明治初期の高鍋藩
明治初期の高鍋藩と都農町のデータを「明治史要」、「府藩県石高人口表」、「統計集誌」より抜粋し、整理してみたい。
日向藩
- 戸数:9,117
- 人口:43,334
- 華族:5
- 士族:2,097
- 卒(下級武士):7,420
- 神職:934
- 僧尼:139
- 平民32,510
- その他:244
- 表高:27,000
- 内高:59,993
- 現石:16,745
特徴としては、まず第一に士族、卒の多さがあげられる。
士族の数は石高から考えるとやや多い程度の水準だが、卒の数は極めて多い。
30万石以上の表高を有する福井藩より多く、これだけの卒を抱える藩は10万石以上の藩しかない。
その原因は、所領の縮小にあると思われる。
高鍋藩はもともと現在の福岡県に所領を持っていた、秋月氏の領する藩で、秋月氏の戦国時代の全盛期の領地は30万石以上にも及んでいた。

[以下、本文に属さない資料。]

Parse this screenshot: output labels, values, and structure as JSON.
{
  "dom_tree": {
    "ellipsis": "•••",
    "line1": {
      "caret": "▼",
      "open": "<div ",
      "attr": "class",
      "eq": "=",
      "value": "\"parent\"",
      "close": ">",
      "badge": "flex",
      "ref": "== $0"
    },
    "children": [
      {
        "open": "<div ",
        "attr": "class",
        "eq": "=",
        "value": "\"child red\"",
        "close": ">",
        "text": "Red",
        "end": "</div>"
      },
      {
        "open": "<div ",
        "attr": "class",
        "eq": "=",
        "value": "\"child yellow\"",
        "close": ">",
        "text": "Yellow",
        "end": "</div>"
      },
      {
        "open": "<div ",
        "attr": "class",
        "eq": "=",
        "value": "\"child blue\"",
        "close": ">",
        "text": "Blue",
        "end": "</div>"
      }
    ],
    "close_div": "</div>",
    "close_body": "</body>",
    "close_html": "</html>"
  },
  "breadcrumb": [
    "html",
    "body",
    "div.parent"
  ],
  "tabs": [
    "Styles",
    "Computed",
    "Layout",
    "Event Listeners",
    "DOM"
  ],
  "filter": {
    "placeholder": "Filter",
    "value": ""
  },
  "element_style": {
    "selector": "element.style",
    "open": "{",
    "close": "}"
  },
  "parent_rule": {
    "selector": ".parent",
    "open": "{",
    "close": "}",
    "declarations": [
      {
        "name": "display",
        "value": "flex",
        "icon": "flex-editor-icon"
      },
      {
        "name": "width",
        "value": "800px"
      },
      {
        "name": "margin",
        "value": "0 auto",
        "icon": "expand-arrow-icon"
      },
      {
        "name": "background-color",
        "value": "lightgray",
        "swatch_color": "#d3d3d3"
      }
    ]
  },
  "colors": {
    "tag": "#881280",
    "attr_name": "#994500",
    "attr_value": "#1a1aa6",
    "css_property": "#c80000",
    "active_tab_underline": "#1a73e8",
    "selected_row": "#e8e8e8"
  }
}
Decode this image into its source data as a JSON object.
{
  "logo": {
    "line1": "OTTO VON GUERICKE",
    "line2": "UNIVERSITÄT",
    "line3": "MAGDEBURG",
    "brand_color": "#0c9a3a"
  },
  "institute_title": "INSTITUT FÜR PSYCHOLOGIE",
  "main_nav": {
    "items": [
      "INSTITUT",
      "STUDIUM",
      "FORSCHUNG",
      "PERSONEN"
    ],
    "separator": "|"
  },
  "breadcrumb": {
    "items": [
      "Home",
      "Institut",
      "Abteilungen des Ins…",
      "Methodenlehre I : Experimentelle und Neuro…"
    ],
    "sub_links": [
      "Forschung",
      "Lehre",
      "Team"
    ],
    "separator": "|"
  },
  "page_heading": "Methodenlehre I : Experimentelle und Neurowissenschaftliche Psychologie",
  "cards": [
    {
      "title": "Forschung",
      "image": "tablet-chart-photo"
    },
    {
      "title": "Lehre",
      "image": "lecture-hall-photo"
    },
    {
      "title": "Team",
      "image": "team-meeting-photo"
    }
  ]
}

領地を縮小し、移動させられた際に多くの家臣を連れて行ったものの士族として雇うことができなかったため、このような現象が発生したと思われる。
余談だが、私の祖父の家系はこの卒に当たると思われる。
名字帯刀を許されたが、士族らしく城中に仕えたりはしていなかったという話を聞いたことがある。
特徴の第二に、神職の多さと僧尼の少なさあげられる。
全国的にみると、神職の数が僧尼より多い藩はそれほど多くない。高鍋藩は、神職の数が僧尼の約7倍にも及ぶ。
引用元の資料は、明治二年~四年ごろにかけてまとめられた資料であることから考えるに、廃仏毀釈による影響が大きいと思われる。
現に廃仏毀釈が激しかった鹿児島藩などでは、僧尼が一人もいない。
廃仏毀釈の激しかった高鍋藩では、僧尼の神職への転籍が余儀なくされたのであろう。
特徴の第三に、表高と比較して内高が多いことがあげられる。
大半の藩は江戸時代を通じて石高が微増しており、水戸藩などの例外を除いて表高より内高のほうがやや多くなっている。
しかし二倍以上の乖離がある藩は珍しい。
戦国時代までに開発が進んでおらず、また江戸時代に開発が進んだのであろう。
士族や卒は多いが、内高が多いため藩の財政には余裕があったと思われる。
参考までに「旧高旧領取調帳」によると、都農町の表高は3,867.257080石となっている。